Prima il Genoa (fischio d’inizio domani sera ore 20:45)e poi l’Atalanta. Due tappe obbligate sulla via verso lo Scudetto, ma l’occhio non può che finire al “Louis II” di Montecarlo dove martedì 3 maggio la Juventus punterà tutte le sue fiches per arrivare fino a Cardiff. L’inno della Champions si fa già sentire, ma per ora bisogna rimanere con i piedi a terra. Questo l’Allegri pensiero.

«Tanta euforia per il sorteggio? Sinceramente non avrei preferito pescare il Real Madrid. Ma indipendentemente dal Monaco o dalle altre squadre, la Juve deve pensare ad arrivare in finale. Domani è una partita che vale il campionato. Uscire con una vittoria ci concede la possibilità di poter sbagliare due partite. La Roma può arrivare a 90 punti. Poi abbiamo un mese in cui giocheremo praticamente sempre, ma sono molto contento di questo. Domani è la partita che vale lo Scudetto.

La squadra può migliorare ancora nella gestione migliore del pallone. Contro il Barcellona a tratti abbiamo avuto troppa fretta. Domani davanti sicuramente giocheranno i soliti quattro, l’unico dubbio è Cuadrado. Valuterò oggi, ha giocato molte partite. Dietro abbiamo molta scelta. Marchisio sta bene: domani gioca. L’altro giorno ha preso un colpo al polpaccio, contro il Barça non potevo rischiarlo. Domani era già in programma che giocasse. Uno che esce da un infortunio al crociato ha bisogno di un anno per recuperare completamente i livelli di prima.

Siamo cresciuti in autostima e consapevolezza. La Juventus deve abituarsi ad affrontare queste partite, come contro il Monaco, con serenità. Lemina adesso è il vice-Cuadrado. Per quanto riguarda Bentancur è un ragazzo molto bravo, dovrà fare un percorso di crescita.

Dopo la partita col Barcellona comunque la Juventus non ha vinto ancora nulla: nè il Campionato, nè la Champions. Ci vuole entusiasmo, non esaltazione. L’equilibrio porta a vincere, il grosso pericolo per noi è questo: che la Juventus adesso possa cadere.

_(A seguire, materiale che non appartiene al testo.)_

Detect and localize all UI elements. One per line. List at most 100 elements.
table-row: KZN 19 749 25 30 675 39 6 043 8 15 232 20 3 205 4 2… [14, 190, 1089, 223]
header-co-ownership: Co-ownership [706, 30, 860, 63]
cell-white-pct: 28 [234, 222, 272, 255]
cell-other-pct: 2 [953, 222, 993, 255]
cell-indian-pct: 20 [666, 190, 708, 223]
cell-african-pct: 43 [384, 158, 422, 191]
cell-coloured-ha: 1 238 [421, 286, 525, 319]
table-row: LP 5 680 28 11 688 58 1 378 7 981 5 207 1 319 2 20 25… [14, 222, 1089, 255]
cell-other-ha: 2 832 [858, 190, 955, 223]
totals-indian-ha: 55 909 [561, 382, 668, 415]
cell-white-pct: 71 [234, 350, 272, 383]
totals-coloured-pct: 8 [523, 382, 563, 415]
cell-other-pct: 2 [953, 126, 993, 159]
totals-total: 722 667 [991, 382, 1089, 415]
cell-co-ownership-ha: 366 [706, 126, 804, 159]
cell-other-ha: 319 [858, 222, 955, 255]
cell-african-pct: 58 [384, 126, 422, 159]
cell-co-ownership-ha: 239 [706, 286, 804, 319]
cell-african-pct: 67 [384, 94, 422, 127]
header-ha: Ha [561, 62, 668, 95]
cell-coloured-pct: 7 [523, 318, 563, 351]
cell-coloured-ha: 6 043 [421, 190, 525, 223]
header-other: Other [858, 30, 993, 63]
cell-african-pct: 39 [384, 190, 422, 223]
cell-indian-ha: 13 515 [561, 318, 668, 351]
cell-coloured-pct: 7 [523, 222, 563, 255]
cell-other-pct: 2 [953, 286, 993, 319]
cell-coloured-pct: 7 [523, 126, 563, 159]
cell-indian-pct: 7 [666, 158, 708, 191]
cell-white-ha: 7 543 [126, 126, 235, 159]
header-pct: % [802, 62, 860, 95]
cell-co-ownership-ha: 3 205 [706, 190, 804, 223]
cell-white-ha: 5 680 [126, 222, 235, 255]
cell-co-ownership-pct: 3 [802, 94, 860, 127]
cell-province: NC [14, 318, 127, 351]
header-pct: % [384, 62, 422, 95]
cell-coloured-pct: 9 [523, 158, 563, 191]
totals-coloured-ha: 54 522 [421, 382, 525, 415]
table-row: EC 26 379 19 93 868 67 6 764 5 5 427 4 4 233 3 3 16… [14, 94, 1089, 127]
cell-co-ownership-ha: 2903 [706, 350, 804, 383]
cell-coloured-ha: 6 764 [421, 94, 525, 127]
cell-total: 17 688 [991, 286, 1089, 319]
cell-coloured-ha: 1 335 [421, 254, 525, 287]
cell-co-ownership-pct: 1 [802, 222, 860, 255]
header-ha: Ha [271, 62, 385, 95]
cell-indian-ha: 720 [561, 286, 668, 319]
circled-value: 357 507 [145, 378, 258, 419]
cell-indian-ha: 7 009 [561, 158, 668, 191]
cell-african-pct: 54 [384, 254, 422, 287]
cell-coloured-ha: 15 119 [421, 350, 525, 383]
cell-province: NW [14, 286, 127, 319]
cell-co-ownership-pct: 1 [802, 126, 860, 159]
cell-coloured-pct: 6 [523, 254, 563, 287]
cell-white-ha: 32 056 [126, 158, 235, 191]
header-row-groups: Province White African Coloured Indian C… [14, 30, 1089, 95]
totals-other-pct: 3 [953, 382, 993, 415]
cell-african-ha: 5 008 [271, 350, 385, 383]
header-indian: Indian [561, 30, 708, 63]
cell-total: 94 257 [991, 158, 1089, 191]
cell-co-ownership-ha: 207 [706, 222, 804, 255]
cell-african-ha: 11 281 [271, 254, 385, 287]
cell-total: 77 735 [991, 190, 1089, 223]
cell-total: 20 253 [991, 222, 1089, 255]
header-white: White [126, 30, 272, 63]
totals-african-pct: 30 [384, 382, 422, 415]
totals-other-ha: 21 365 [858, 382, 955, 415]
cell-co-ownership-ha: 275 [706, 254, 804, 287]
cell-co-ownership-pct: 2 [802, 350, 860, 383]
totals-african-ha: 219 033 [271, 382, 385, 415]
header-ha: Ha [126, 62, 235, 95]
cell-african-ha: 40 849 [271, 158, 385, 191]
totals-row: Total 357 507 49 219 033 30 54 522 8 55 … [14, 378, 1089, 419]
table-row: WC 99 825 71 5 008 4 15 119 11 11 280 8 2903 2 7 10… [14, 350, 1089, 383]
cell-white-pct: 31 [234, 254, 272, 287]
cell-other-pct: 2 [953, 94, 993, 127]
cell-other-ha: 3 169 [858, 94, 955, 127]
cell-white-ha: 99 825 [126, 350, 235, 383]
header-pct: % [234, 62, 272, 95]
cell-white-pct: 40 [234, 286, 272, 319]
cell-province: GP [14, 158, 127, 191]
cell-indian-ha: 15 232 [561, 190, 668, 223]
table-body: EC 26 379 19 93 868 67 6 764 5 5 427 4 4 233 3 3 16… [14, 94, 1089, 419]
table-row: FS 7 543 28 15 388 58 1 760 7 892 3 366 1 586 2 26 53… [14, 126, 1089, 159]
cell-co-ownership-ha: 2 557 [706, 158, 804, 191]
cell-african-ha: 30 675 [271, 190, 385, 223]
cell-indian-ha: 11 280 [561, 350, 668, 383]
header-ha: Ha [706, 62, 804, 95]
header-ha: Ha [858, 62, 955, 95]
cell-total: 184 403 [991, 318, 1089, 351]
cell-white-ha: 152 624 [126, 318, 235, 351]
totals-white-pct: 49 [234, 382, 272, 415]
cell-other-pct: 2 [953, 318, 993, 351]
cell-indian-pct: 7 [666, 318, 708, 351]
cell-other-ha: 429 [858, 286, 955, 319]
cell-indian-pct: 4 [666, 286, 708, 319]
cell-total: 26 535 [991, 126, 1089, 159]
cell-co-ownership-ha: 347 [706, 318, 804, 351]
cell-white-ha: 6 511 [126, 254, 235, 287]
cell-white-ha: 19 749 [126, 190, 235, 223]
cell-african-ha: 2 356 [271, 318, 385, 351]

Domani per evitare l’esito dell’andata dobbiamo entrare bene a livello mentale. Tutti i giocatori sanno dell’importanza che hanno nel gruppo, anche chi gioca un minuto. Io mi son messo a disposizione di un gruppo che per anni aveva vinto in Italia, loro mi hanno aiutato per questa crescita europea. Non mi sento di prendere dei meriti.

Nella stagione  ci sono tanti momenti: ci sono sconfitte, ma anche vittorie in cui la squadra è andata male. A Firenze non ho cambiato modulo perchè abbiamo perso. Sono le cose che avvengono dentro il campo, indipendentemente dal risultato.

Voci di Arsenal e Barcellona? Ho un contratto e con la Juventus sto benissimo, bisogna continuare così, anzi meglio. La priorità è finire la stagione nel momento migliore. Dani Alves? Ha vinto 23 trofei nel Barcellona, poi certamente ha avuto bisogno di un pò di ambientamento. Lichtsteiner nello stesso ruolo ha caratteristiche diverse, ma è molto importante».

Un ricordo poi doveroso al ciclista Michele Scarponi, prematuramente scomparso. «In questo momento ogni parola è superflua. Voglio stringermi attorno alla famiglia, specialmente ai figli piccoli. Sono tragedie che non si possono spiegare».